Économie mondiale en croissance, euro plus fort

Préparer votre avenir Actualités Investir – 04 septembre 2017

L'économie mondiale connaît sa plus forte croissance depuis la crise de la dette de 2008 et l'inflation reste sous contrôle – contrairement aux attentes d'un certain nombre d'observateurs. Mais le fait le plus marquant cet été fut l’appréciation de l’euro par rapport au dollar américain, alors que la livre britannique restait sous pression. 

L'euro se renchérit

macro-économie
Un euro plus fort par rapport au dollar signifie pour beaucoup de nos entreprises exportatrices que leurs produits deviennent plus chers à l'étranger.

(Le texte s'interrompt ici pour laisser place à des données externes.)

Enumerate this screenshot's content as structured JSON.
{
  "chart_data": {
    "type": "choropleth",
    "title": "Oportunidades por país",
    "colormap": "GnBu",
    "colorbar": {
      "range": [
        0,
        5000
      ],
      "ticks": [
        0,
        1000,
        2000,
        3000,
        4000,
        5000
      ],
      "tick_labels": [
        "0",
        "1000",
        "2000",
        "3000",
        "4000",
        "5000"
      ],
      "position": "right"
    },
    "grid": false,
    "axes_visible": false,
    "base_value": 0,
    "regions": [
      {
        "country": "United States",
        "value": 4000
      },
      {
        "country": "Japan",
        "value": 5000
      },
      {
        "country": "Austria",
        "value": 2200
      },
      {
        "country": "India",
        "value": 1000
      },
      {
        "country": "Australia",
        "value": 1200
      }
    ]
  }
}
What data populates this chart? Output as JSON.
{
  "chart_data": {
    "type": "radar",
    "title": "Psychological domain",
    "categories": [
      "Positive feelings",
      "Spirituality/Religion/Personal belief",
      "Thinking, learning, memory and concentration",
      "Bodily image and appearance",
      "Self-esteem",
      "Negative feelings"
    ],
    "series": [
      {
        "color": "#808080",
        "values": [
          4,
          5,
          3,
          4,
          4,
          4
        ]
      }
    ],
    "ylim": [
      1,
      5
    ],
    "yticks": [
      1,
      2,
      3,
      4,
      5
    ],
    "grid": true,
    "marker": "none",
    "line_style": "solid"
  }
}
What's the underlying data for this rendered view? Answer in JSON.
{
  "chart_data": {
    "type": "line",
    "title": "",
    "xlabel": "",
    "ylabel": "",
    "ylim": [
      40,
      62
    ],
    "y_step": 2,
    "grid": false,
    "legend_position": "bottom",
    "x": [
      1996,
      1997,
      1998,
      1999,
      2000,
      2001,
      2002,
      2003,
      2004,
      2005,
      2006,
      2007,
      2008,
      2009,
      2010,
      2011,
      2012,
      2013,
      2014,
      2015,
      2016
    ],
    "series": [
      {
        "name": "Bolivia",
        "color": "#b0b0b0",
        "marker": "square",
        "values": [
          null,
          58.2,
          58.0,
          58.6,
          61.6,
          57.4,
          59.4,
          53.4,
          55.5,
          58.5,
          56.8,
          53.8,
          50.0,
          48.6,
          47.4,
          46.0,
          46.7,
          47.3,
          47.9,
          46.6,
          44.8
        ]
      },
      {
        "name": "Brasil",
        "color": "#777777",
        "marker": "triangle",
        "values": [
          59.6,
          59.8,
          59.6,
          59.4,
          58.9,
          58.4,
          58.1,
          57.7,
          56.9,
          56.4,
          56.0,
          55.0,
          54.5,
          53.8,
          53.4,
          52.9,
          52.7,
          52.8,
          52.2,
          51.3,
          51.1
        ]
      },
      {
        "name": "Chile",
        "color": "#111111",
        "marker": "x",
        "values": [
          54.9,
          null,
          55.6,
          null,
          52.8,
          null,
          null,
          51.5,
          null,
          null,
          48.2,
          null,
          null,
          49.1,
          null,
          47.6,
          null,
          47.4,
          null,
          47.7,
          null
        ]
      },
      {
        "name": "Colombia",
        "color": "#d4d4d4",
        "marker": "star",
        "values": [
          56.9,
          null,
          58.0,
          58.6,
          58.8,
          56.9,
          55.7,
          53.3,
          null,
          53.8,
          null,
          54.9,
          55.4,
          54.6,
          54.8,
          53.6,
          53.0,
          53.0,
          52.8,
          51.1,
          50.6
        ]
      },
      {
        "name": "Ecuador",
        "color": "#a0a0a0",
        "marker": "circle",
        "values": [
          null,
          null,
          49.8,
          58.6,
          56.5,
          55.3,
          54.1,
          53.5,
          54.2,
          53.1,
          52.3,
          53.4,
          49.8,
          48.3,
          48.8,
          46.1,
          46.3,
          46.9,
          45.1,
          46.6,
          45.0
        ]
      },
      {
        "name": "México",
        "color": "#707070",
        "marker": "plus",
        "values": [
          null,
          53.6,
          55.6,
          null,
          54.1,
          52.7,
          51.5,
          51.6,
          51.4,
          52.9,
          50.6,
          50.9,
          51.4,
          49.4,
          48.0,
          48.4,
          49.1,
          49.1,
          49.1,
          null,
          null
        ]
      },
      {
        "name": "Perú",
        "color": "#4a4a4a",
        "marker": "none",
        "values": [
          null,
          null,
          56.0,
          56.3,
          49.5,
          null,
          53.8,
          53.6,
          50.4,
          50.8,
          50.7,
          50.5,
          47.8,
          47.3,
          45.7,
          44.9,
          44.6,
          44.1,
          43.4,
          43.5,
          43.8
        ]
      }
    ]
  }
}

À première vue, l’appréciation de l’euro n’a pas tellement d’incidence pour l'investisseur européen, mais elle entraîne une effervescence sur les marchés financiers et des corrections (lire: une baisse des bourses d’actions). Jusqu’ici, l’inquiétude liée à la Corée du Nord n’a pas produit de réactions notables sur les marchés, mais il est évident que nous devons suivre cela de près.

En cause, l’attente que la Banque centrale américaine (FED) augmentera peut-être les taux d'intérêt moins rapidement, la Banque centrale européenne (BCE) laissant pour sa part entrevoir que la politique de taux super-bas et du rachat d’obligations sur les marchés sera progressivement abandonnée.

Un euro plus fort par rapport au dollar signifie pour beaucoup de nos entreprises exportatrices que leurs produits deviennent plus chers à l'étranger. Historiquement, nous savons que cela exerce une influence sur la croissance économique et l'inflation au bout d’un an environ. Il nous faut par ailleurs examiner cela à l’aune d’une croissance économique mondiale de 3,5 %, chiffre le plus élevé depuis la crise de la dette de 2008.

Entre-temps, la livre britannique reste sous pression vis-à-vis de l’euro et les négociations sur le Brexit ne semblent pas vraiment avancer.

Croissance et économie

Les économistes admettent généralement que la croissance aux États-Unis restera supérieure à 2 %, malgré l’absence d’incitations fiscales ou d’investissements des pouvoirs publics.

Dans la plupart des pays de ce côté de l’Atlantique, on constate au deuxième trimestre 2017 une croissance économique supérieure à celle du premier trimestre. Des enquêtes récentes auprès des entreprises confirment une croissance supérieure, tant en Allemagne qu’en France.

Entretemps, l'inflation semble sous contrôle ou reste même en dessous des prévisions d'un certain nombre d'observateurs, de sorte que le marché ne tient pas compte de changements radicaux, s’agissant du niveau des taux à court ou long terme.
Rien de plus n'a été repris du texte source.